View Full Version : AdWords Clickthrough Rate
misch.chief
02-25-2008, 06:15 AM
Hi,
I was wondering what peoples views were on Clickthrough rate were. I thought if you had a high CTR on keywords then you would get cheaper bids for that keyword, meaning over time you can reduce your bid on these words to end up in the same position for cheaper?!
However, I haven't seen any evidence of this and I find it a better ROI if I have limited budget to pay less for clicks and get a worse CTR, but ge more clicks for my money.
What are your views?
Misch
You need to test thing..
I remeber a study that showed ranking 2/3 on PPC gave the highest ROI ..
Many reasons why no1 isn't always best like a "real" buyer would look at more than 1 site..Thus paying less returns a higher ROI ..
The landing page is really important..
Test test and test some more :D
misch.chief
02-25-2008, 07:52 AM
That's not quite what I'm asking; I can get the best CTR at positions 2.5 --> 4.5 for most market sectors, excluding specific and niche keywords.
What I heard is that the higher the CTR the cheaper Google will give you clicks for? Is this true?
Thanks Gabs
The higher the CTR the higher your ad score thus you can drop the ppc price yourself..

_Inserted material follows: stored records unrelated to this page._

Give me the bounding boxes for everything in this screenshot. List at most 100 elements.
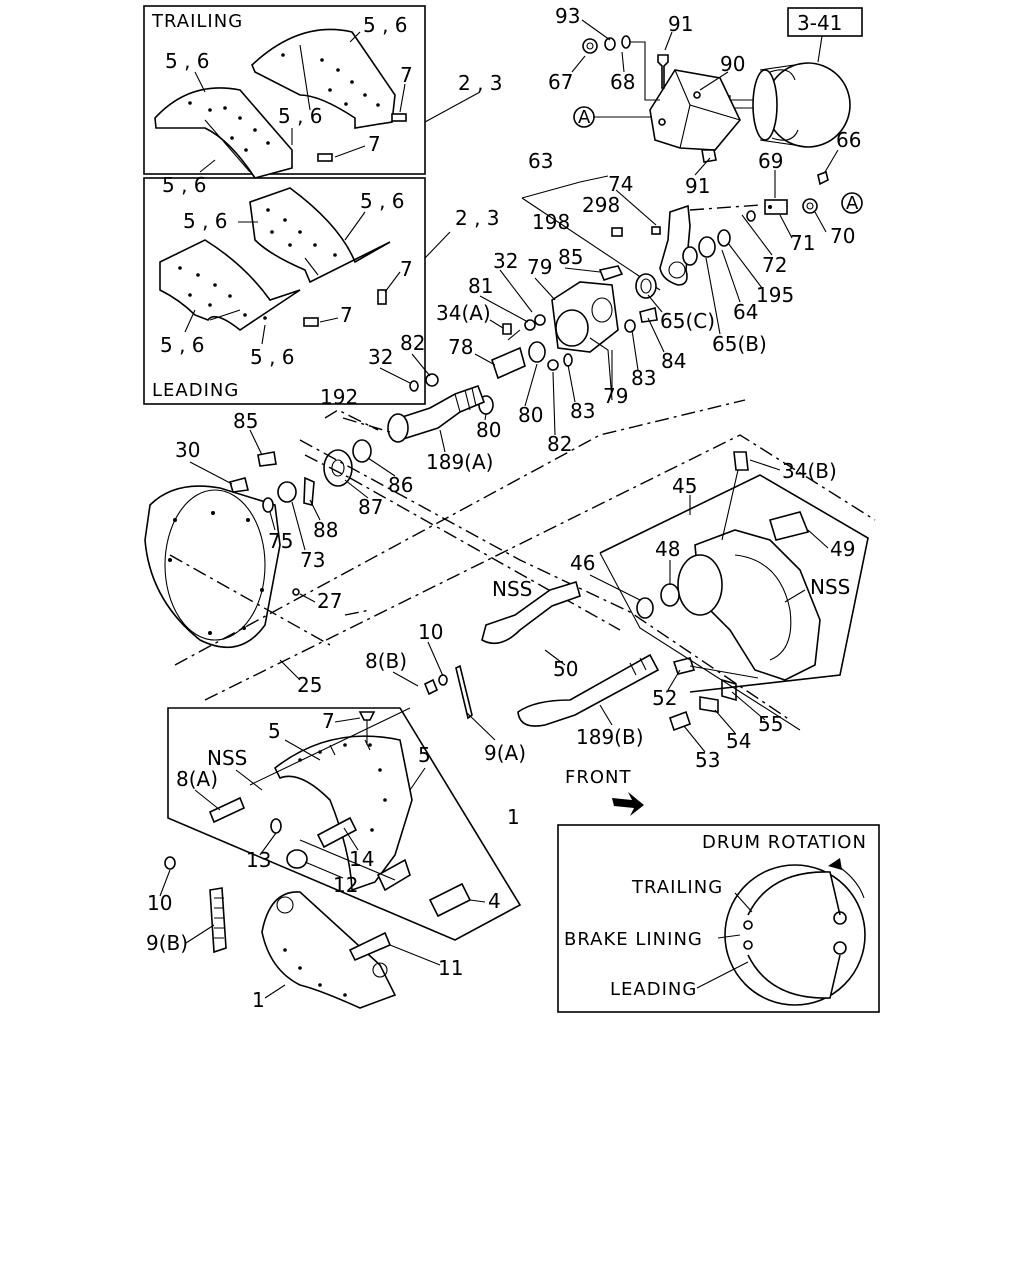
callout-label: 7 — [340, 303, 353, 327]
bolt-icon — [639, 307, 658, 323]
callout-label: 55 — [758, 712, 783, 736]
shim-icon — [699, 696, 719, 713]
callout-label: 93 — [555, 4, 580, 28]
washer-icon — [352, 439, 372, 463]
seal-ring-icon — [528, 341, 546, 363]
group-label-2-3: 2 , 3 — [455, 206, 500, 230]
grease-fitting-icon — [651, 226, 661, 235]
washer-icon — [746, 210, 756, 222]
brake-shoe-icon — [273, 735, 413, 892]
rivet-icon — [303, 317, 319, 327]
callout-label: 298 — [582, 193, 620, 217]
callout-label: 32 — [493, 249, 518, 273]
grease-fitting-icon — [611, 227, 623, 237]
callout-label: NSS — [492, 577, 532, 601]
inset-trailing-title: TRAILING — [151, 11, 243, 32]
callout-label: 83 — [570, 399, 595, 423]
washer-icon — [604, 37, 616, 51]
nut-icon — [534, 314, 546, 326]
washer-icon — [682, 246, 698, 266]
callout-label: 65(C) — [660, 309, 715, 333]
bolt-icon — [598, 265, 624, 281]
callout-label: 70 — [830, 224, 855, 248]
bolt-icon — [672, 657, 696, 675]
plug-icon — [292, 588, 300, 596]
callout-label: 88 — [313, 518, 338, 542]
callout-label: 46 — [570, 551, 595, 575]
callout-label: 8(A) — [176, 767, 218, 791]
callout-label: 53 — [695, 748, 720, 772]
washer-icon — [409, 380, 419, 392]
brake-lining-shoe-icon — [154, 87, 293, 179]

Thus making it cheaper... So yes but its best it you change the price and not rely on google ...
misch.chief
02-25-2008, 08:11 AM
Thanks for that - I did think that was the case. However I have found even by doing this (dropping bids on high ad scores) I still make more money having lower bids at worse places and having worse CTR, but get more clicks as its cheaper.
Can anyone back me up on that side of things or give their own findings.
Misch
For really competitive keywords I have also found that it can take time for your CPC to lower, so I generally give it a nudge by lowering my Max CPC bit by bit but trying to maintain a high position.
Quality Score is also made up of landing page relevancy. If you can maintain good CTRs – great - but also try to improve optimise your landing page to be as relevant to your targeted keyword as possible (even if your QS is GREAT, you can still improve it). Remember, the higher the Quality Score the lower the CPC.
One great tip I've always used and google reccomends ( at adword uni which i've been to a few of in the last few year) is too start high..
Start higher than you want .. This allows google to display your ad a lot more then it will give it a better score than working from low to high..
misch.chief
02-27-2008, 04:07 AM
Cheers for that
I've found that genuine buyers will read down a page and so having an ad lower down at a lower cost will improve ROI even if its does hurt CTR. I think the value Google places on CTR is slightly flawed. You can have the worst unrelated ad, but if you have the budget to have it and number one it will still generate a high number of clicks and have a high CTR. There are a lot of users out there who clock on the first thing they see.
Thomas Schulz
06-02-2008, 07:14 AM
However, I haven't seen any evidence of this and I find it a better ROI if I have limited budget to pay less for clicks and get a worse CTR, but ge more clicks for my money.
Over the long run though, your CTR may drop so much more and more keywords get bid price raised outside your new lower bid-price. I have experienced that happen... So bidding much too little over long time can make your adgroup/campaign suffer a little.
misch.chief
06-02-2008, 07:20 AM
Ahh, that is a good point - out of interest, what dioes everybody think is a low CTR? For what Thomas is describing I would think that perhaps 1.5% and below is too low.
I would also think that 5-10%+ is a healthy CTR.